В разговоре Ксения всякий раз бредила видениями после 5 или 6-го слова. Но вопросы слышала, понимала их, и первое предложение было всегда правильным. Речь оставалась истеричной, невнятной. Продолжения встречи уже не требовалось, и я подал знак об окончании беседы.
Ксению увели деликатно и медленно. Я спросил врача:
– Скажите человеку, который впервые всё это увидел. Настанет день, когда закончится курс лечения и Ксения поправится? Вот так же сядет напротив, и я не узнаю в ней того, кого видел сегодня?

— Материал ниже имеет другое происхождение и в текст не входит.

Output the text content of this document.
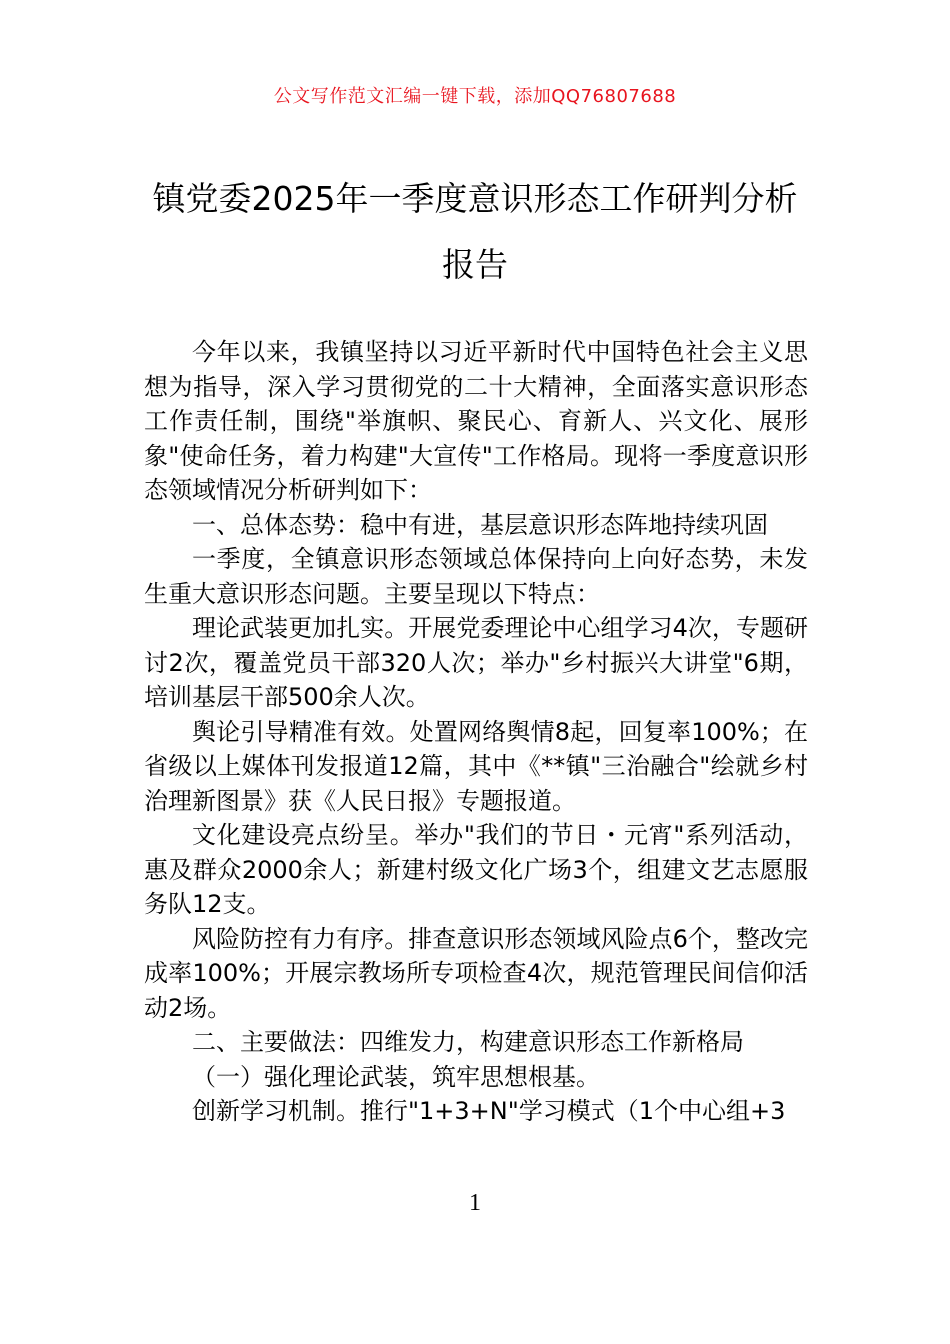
公文写作范文汇编一键下载，添加QQ76807688
镇党委2025年一季度意识形态工作研判分析报告

今年以来，我镇坚持以习近平新时代中国特色社会主义思想为指导，深入学习贯彻党的二十大精神，全面落实意识形态工作责任制，围绕"举旗帜、聚民心、育新人、兴文化、展形象"使命任务，着力构建"大宣传"工作格局。现将一季度意识形态领域情况分析研判如下：

一、总体态势：稳中有进，基层意识形态阵地持续巩固

一季度，全镇意识形态领域总体保持向上向好态势，未发生重大意识形态问题。主要呈现以下特点：

理论武装更加扎实。开展党委理论中心组学习4次，专题研讨2次，覆盖党员干部320人次；举办"乡村振兴大讲堂"6期，培训基层干部500余人次。

舆论引导精准有效。处置网络舆情8起，回复率100%；在省级以上媒体刊发报道12篇，其中《**镇"三治融合"绘就乡村治理新图景》获《人民日报》专题报道。

文化建设亮点纷呈。举办"我们的节日・元宵"系列活动，惠及群众2000余人；新建村级文化广场3个，组建文艺志愿服务队12支。

风险防控有力有序。排查意识形态领域风险点6个，整改完成率100%；开展宗教场所专项检查4次，规范管理民间信仰活动2场。

二、主要做法：四维发力，构建意识形态工作新格局

（一）强化理论武装，筑牢思想根基。

创新学习机制。推行"1+3+N"学习模式（1个中心组+3

1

– Сейчас сказать определённо сложно. У неё есть подвижки и положительная динамика. Она уже контактна, но о выписке не может быть и речи. Попробую объяснить на бытовом уровне. Представьте себе прозрачную метровую линейку. Пусть образно это будет шкала психического здоровья. У обычного человека она вся прозрачная. Информация о мире к человеку и от человека к миру проходит свободно. Но вот случается приступ шизофрении. Тяжесть, глубина, продолжительность приступа, а также качество, своевременность и сроки лечения бывают различными. И в зависимости от сочетания всего этого большая или меньшая часть линейки потемнеет и станет непрозрачной. И человеку, и миру не дано знать, что там за тёмной стороной. Они теряют друг друга, не видят и не понимают. Мир это и мы с вами. Так вот, если тёмная часть небольшая, то неспециалист никогда не узнает, что приступ болезни был. Но вот случается рецидив, потом болезнь настигает человека в третий раз, и «странности» становятся заметными. Обычно больные и их родственники знают о недуге всё, и при первых признаках принимают все предписанные меры, вплоть до госпитализации ещё до явного обострения. Это позволяет существенно тормозить процесс затемнения шкалы-рассудка и продлевает человеку полноценную жизнь. Ксения тому пример. Она разведена, но живёт с мужем. Они вместе приехали к его другу, и он сам её привёз, видно было, что всё понимает и заботится, оставил деньги и телефон, и звонит постоянно.
– Что он понимает?
– То, что она серьёзно больна.
– Так это не впервые?
– Нет, не впервые. Мы сделали запрос в Красноярск и получили выписки из болезни после четырёх госпитализаций. У нас – это уже пятая с одним диагнозом. Заметьте, муж его знает, развёлся, наверно были трудности после какого-то эпизода, но продолжает с ней жить и вести общее хозяйство. Он любит её, у них общий ребёнок и он готов жить в таких условиях. Говорил, что она хорошая хозяйка и заботливая мать и жена. У неё есть инвалидность, но она официально работает кажется где-то при налоговой инспекции, точнее, работала. Трудно сказать, как выкарабкается в этот раз. Ещё до отъезда она чувствовала себя очень хорошо и не взяла свои таблетки. А у нас действительно белые ночи, разница во времени, это, вероятно, и спровоцировало.
– Пятая госпитализация, значит, дело идёт к половине непрозрачной шкалы, а это уже другая степень инвалидности.
– Ну зачем так категорично. В психиатрии всё не просто. Линейка – это для вас, чтобы хоть как-то примитивно объяснить. А вообще нет одинаковых случаев. Всё слишком разнообразно и не похоже.
– Разнообразно-то разнообразно, но методы лечения примерно как 100 лет назад основаны на препаратах, угнетающих и тормозящих нервную деятельность. Скажите, а от чего люди заболевают, каково происхождение болезни? Это осложнение после чего-то, это вирусы, химикаты или есть отдельный возбудитель?
Врач пристально посмотрела мне в глаза, видимо, взвешивая, шутка это или полная безграмотность, и коротко сказала:
– Это наследственное.
Теперь я не понял, шутка это или односложный ответ.